Le grandi parole della vita portano frutto solo se non strumentalizzate. Hanno bisogno di grandi spazi, di essere accolte nella loro complessità e, soprattutto, nella loro ambivalenza che le rende generative, vive, vere. E non permettono, per la loro stessa natura intrinseca, di essere usate a scopo di lucro, certamente non lo consentono per lungo tempo. La storia umana ci offre un’immensa raccolta di tentativi di usare per vantaggi privati le grandi parole dell’umano. La magia e ogni idolatria non sono altro che questo.
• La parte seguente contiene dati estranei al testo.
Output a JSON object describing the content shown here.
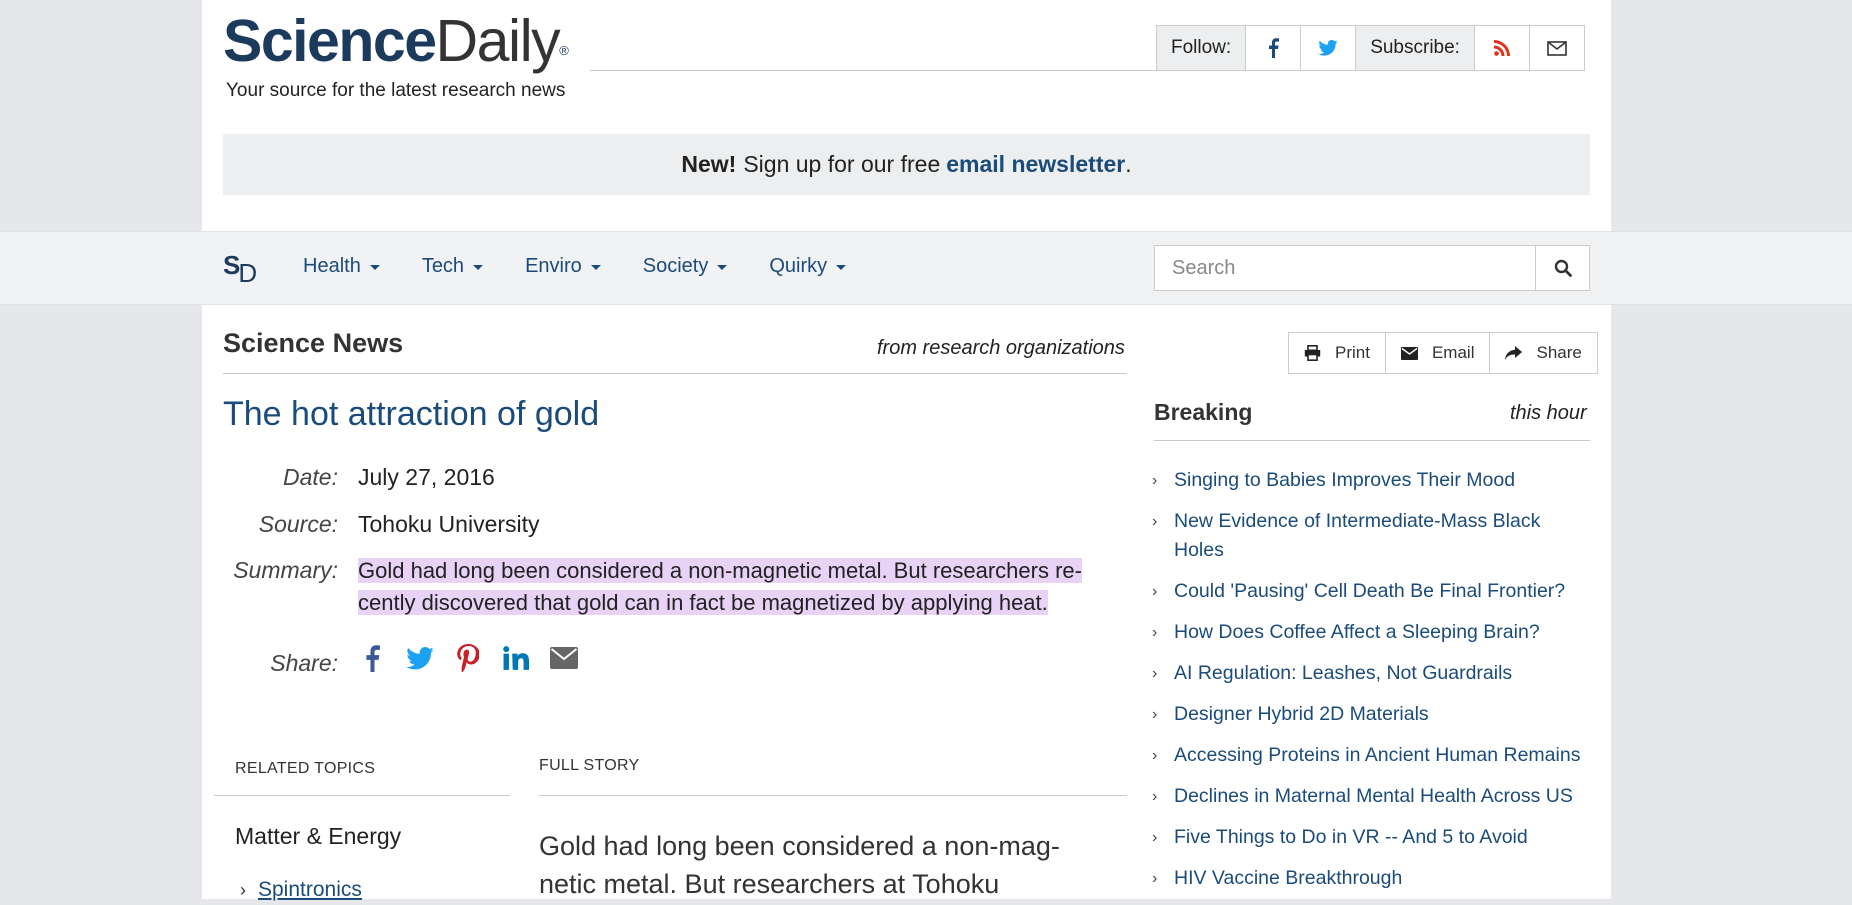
{
  "header": {
    "logo_bold": "Science",
    "logo_light": "Daily",
    "logo_mark": "®",
    "tagline": "Your source for the latest research news",
    "follow_label": "Follow:",
    "subscribe_label": "Subscribe:"
  },
  "newsletter": {
    "new": "New!",
    "text": "Sign up for our free",
    "link": "email newsletter",
    "end": "."
  },
  "nav": {
    "logo_s": "S",
    "logo_d": "D",
    "items": [
      "Health",
      "Tech",
      "Enviro",
      "Society",
      "Quirky"
    ],
    "search_placeholder": "Search"
  },
  "section": {
    "title": "Science News",
    "subtitle": "from research organizations"
  },
  "article": {
    "title": "The hot attraction of gold",
    "date_label": "Date:",
    "date": "July 27, 2016",
    "source_label": "Source:",
    "source": "Tohoku University",
    "summary_label": "Summary:",
    "summary_line1": "Gold had long been considered a non-magnetic metal. But researchers re-",
    "summary_line2": "cently discovered that gold can in fact be magnetized by applying heat.",
    "share_label": "Share:"
  },
  "related": {
    "heading": "RELATED TOPICS",
    "topic": "Matter & Energy",
    "link": "Spintronics"
  },
  "full_story": {
    "heading": "FULL STORY",
    "line1": "Gold had long been considered a non-mag-",
    "line2": "netic metal. But researchers at Tohoku"
  },
  "tools": {
    "print": "Print",
    "email": "Email",
    "share": "Share"
  },
  "breaking": {
    "title": "Breaking",
    "subtitle": "this hour",
    "items": [
      "Singing to Babies Improves Their Mood",
      "New Evidence of Intermediate-Mass Black Holes",
      "Could 'Pausing' Cell Death Be Final Frontier?",
      "How Does Coffee Affect a Sleeping Brain?",
      "AI Regulation: Leashes, Not Guardrails",
      "Designer Hybrid 2D Materials",
      "Accessing Proteins in Ancient Human Remains",
      "Declines in Maternal Mental Health Across US",
      "Five Things to Do in VR -- And 5 to Avoid",
      "HIV Vaccine Breakthrough"
    ]
  },
  "colors": {
    "brand": "#1b3a5c",
    "link": "#1b4b7a",
    "highlight": "#e8d2f6",
    "facebook": "#3b5998",
    "twitter": "#1da1f2",
    "pinterest": "#cb2027",
    "linkedin": "#0077b5",
    "rss": "#e0321a"
  }
}
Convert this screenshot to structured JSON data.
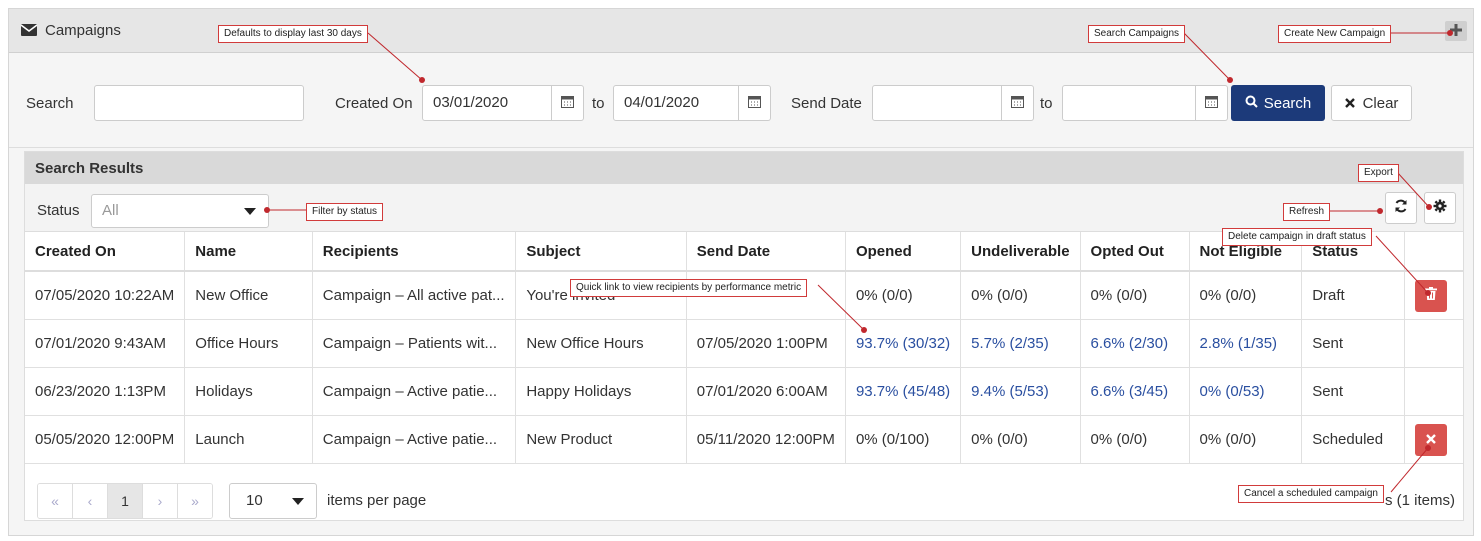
{
  "header": {
    "title": "Campaigns"
  },
  "search": {
    "search_label": "Search",
    "search_value": "",
    "created_on_label": "Created On",
    "created_from": "03/01/2020",
    "to1": "to",
    "created_to": "04/01/2020",
    "send_date_label": "Send Date",
    "send_from": "",
    "to2": "to",
    "send_to": "",
    "search_button": "Search",
    "clear_button": "Clear"
  },
  "results": {
    "title": "Search Results",
    "status_label": "Status",
    "status_value": "All",
    "columns": [
      "Created On",
      "Name",
      "Recipients",
      "Subject",
      "Send Date",
      "Opened",
      "Undeliverable",
      "Opted Out",
      "Not Eligible",
      "Status",
      ""
    ],
    "rows": [
      {
        "created": "07/05/2020 10:22AM",
        "name": "New Office",
        "recipients": "Campaign – All active pat...",
        "subject": "You're invited",
        "send_date": "",
        "opened": "0% (0/0)",
        "undeliverable": "0% (0/0)",
        "opted_out": "0% (0/0)",
        "not_eligible": "0% (0/0)",
        "status": "Draft",
        "action": "delete"
      },
      {
        "created": "07/01/2020 9:43AM",
        "name": "Office Hours",
        "recipients": "Campaign – Patients wit...",
        "subject": "New Office Hours",
        "send_date": "07/05/2020 1:00PM",
        "opened": "93.7% (30/32)",
        "undeliverable": "5.7% (2/35)",
        "opted_out": "6.6% (2/30)",
        "not_eligible": "2.8% (1/35)",
        "status": "Sent",
        "action": ""
      },
      {
        "created": "06/23/2020 1:13PM",
        "name": "Holidays",
        "recipients": "Campaign – Active patie...",
        "subject": "Happy Holidays",
        "send_date": "07/01/2020 6:00AM",
        "opened": "93.7% (45/48)",
        "undeliverable": "9.4% (5/53)",
        "opted_out": "6.6% (3/45)",
        "not_eligible": "0% (0/53)",
        "status": "Sent",
        "action": ""
      },
      {
        "created": "05/05/2020 12:00PM",
        "name": "Launch",
        "recipients": "Campaign – Active patie...",
        "subject": "New Product",
        "send_date": "05/11/2020 12:00PM",
        "opened": "0% (0/100)",
        "undeliverable": "0% (0/0)",
        "opted_out": "0% (0/0)",
        "not_eligible": "0% (0/0)",
        "status": "Scheduled",
        "action": "cancel"
      }
    ],
    "pager": {
      "first": "«",
      "prev": "‹",
      "page": "1",
      "next": "›",
      "last": "»",
      "per_page": "10",
      "per_page_label": "items per page",
      "count_text": "s (1 items)"
    }
  },
  "callouts": {
    "defaults": "Defaults to display last 30 days",
    "search_campaigns": "Search Campaigns",
    "create_new": "Create New Campaign",
    "export": "Export",
    "refresh": "Refresh",
    "filter_status": "Filter by status",
    "delete_draft": "Delete campaign in draft status",
    "quick_link": "Quick link to view recipients by performance metric",
    "cancel_scheduled": "Cancel a scheduled campaign"
  },
  "colors": {
    "primary": "#1c3a7a",
    "danger": "#d9534f",
    "link": "#2a4fa0",
    "callout_border": "#d13b3b"
  }
}
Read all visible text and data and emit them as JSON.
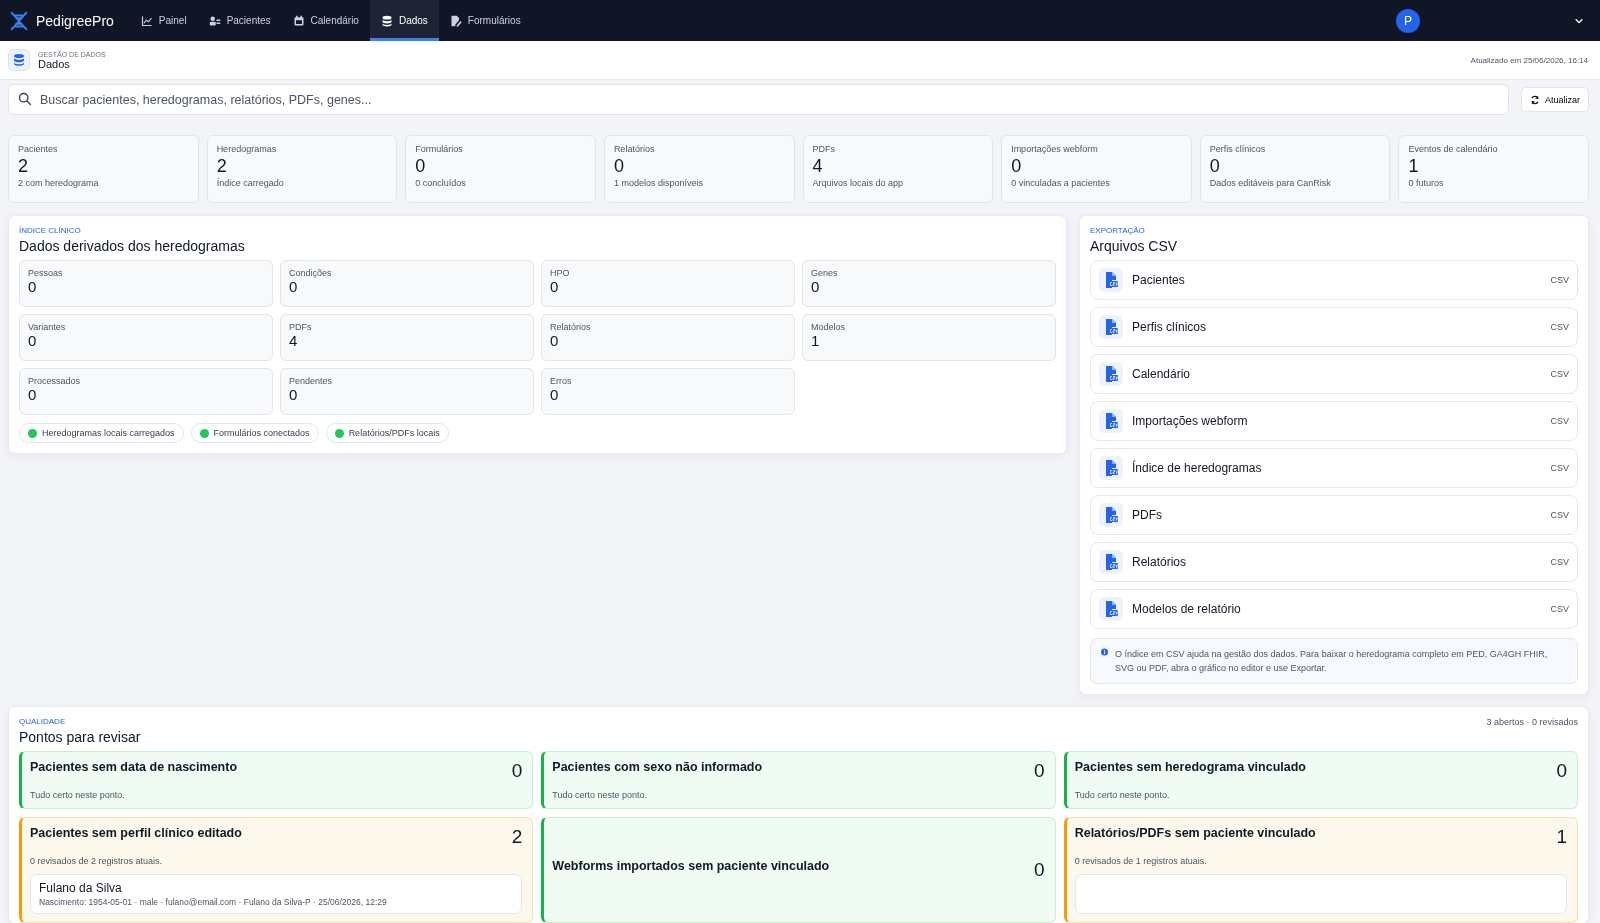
{
  "nav": {
    "brand": "PedigreePro",
    "items": [
      {
        "label": "Painel",
        "kind": "chart",
        "selected": false
      },
      {
        "label": "Pacientes",
        "kind": "people",
        "selected": false
      },
      {
        "label": "Calendário",
        "kind": "calendar",
        "selected": false
      },
      {
        "label": "Dados",
        "kind": "database",
        "selected": true
      },
      {
        "label": "Formulários",
        "kind": "form",
        "selected": false
      }
    ],
    "avatar": "P"
  },
  "header": {
    "eyebrow": "GESTÃO DE DADOS",
    "title": "Dados",
    "updated": "Atualizado em 25/06/2026, 16:14"
  },
  "search": {
    "placeholder": "Buscar pacientes, heredogramas, relatórios, PDFs, genes...",
    "refresh": "Atualizar"
  },
  "stats": [
    {
      "label": "Pacientes",
      "value": "2",
      "sub": "2 com heredograma"
    },
    {
      "label": "Heredogramas",
      "value": "2",
      "sub": "Índice carregado"
    },
    {
      "label": "Formulários",
      "value": "0",
      "sub": "0 concluídos"
    },
    {
      "label": "Relatórios",
      "value": "0",
      "sub": "1 modelos disponíveis"
    },
    {
      "label": "PDFs",
      "value": "4",
      "sub": "Arquivos locais do app"
    },
    {
      "label": "Importações webform",
      "value": "0",
      "sub": "0 vinculadas a pacientes"
    },
    {
      "label": "Perfis clínicos",
      "value": "0",
      "sub": "Dados editáveis para CanRisk"
    },
    {
      "label": "Eventos de calendário",
      "value": "1",
      "sub": "0 futuros"
    }
  ],
  "clinical_index": {
    "eyebrow": "ÍNDICE CLÍNICO",
    "title": "Dados derivados dos heredogramas",
    "metrics": [
      {
        "label": "Pessoas",
        "value": "0"
      },
      {
        "label": "Condições",
        "value": "0"
      },
      {
        "label": "HPO",
        "value": "0"
      },
      {
        "label": "Genes",
        "value": "0"
      },
      {
        "label": "Variantes",
        "value": "0"
      },
      {
        "label": "PDFs",
        "value": "4"
      },
      {
        "label": "Relatórios",
        "value": "0"
      },
      {
        "label": "Modelos",
        "value": "1"
      },
      {
        "label": "Processados",
        "value": "0"
      },
      {
        "label": "Pendentes",
        "value": "0"
      },
      {
        "label": "Erros",
        "value": "0"
      }
    ],
    "statuses": [
      {
        "label": "Heredogramas locais carregados",
        "color": "#22c55e"
      },
      {
        "label": "Formulários conectados",
        "color": "#22c55e"
      },
      {
        "label": "Relatórios/PDFs locais",
        "color": "#22c55e"
      }
    ]
  },
  "export": {
    "eyebrow": "EXPORTAÇÃO",
    "title": "Arquivos CSV",
    "files": [
      {
        "label": "Pacientes",
        "format": "CSV"
      },
      {
        "label": "Perfis clínicos",
        "format": "CSV"
      },
      {
        "label": "Calendário",
        "format": "CSV"
      },
      {
        "label": "Importações webform",
        "format": "CSV"
      },
      {
        "label": "Índice de heredogramas",
        "format": "CSV"
      },
      {
        "label": "PDFs",
        "format": "CSV"
      },
      {
        "label": "Relatórios",
        "format": "CSV"
      },
      {
        "label": "Modelos de relatório",
        "format": "CSV"
      }
    ],
    "note": "O índice em CSV ajuda na gestão dos dados. Para baixar o heredograma completo em PED, GA4GH FHIR, SVG ou PDF, abra o gráfico no editor e use Exportar."
  },
  "quality": {
    "eyebrow": "QUALIDADE",
    "title": "Pontos para revisar",
    "summary": "3 abertos · 0 revisados",
    "checks": [
      {
        "kind": "ok",
        "title": "Pacientes sem data de nascimento",
        "count": "0",
        "note": "Tudo certo neste ponto."
      },
      {
        "kind": "ok",
        "title": "Pacientes com sexo não informado",
        "count": "0",
        "note": "Tudo certo neste ponto."
      },
      {
        "kind": "ok",
        "title": "Pacientes sem heredograma vinculado",
        "count": "0",
        "note": "Tudo certo neste ponto."
      },
      {
        "kind": "warn",
        "title": "Pacientes sem perfil clínico editado",
        "count": "2",
        "note": "0 revisados de 2 registros atuais.",
        "records": [
          {
            "name": "Fulano da Silva",
            "detail": "Nascimento: 1954-05-01 · male · fulano@email.com · Fulano da Silva-P · 25/06/2026, 12:29"
          }
        ]
      },
      {
        "kind": "ok",
        "title": "Webforms importados sem paciente vinculado",
        "count": "0"
      },
      {
        "kind": "warn",
        "title": "Relatórios/PDFs sem paciente vinculado",
        "count": "1",
        "note": "0 revisados de 1 registros atuais.",
        "record_preview": true
      }
    ]
  }
}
Ma ogni ideologia è essenzialmente un tentativo di manipolare una o più parole grandi dell’umano (libertà, fraternità, uguaglianza), riducendone complessità e ambivalenza per controllarle e così controllare persone e coscienze. L’ideologia manageriale sta manipolando stima, riconoscimento, comunità, perché le usa senza gratuità, e quindi senza responsabilità per i costi emotivi e per le ferite relazionali che l’ambivalenza di queste parole grandi inevitabilmente producono.
Tutti vogliamo il paradiso, tutti vorremmo spendere la nostra vita in modo eroico, ma non possono essere le imprese e i loro obiettivi i luoghi dove queste promesse si possono compiere. La loro terra ha un cielo troppo basso, il loro orizzonte è troppo angusto per poter essere davvero quello della terra promessa.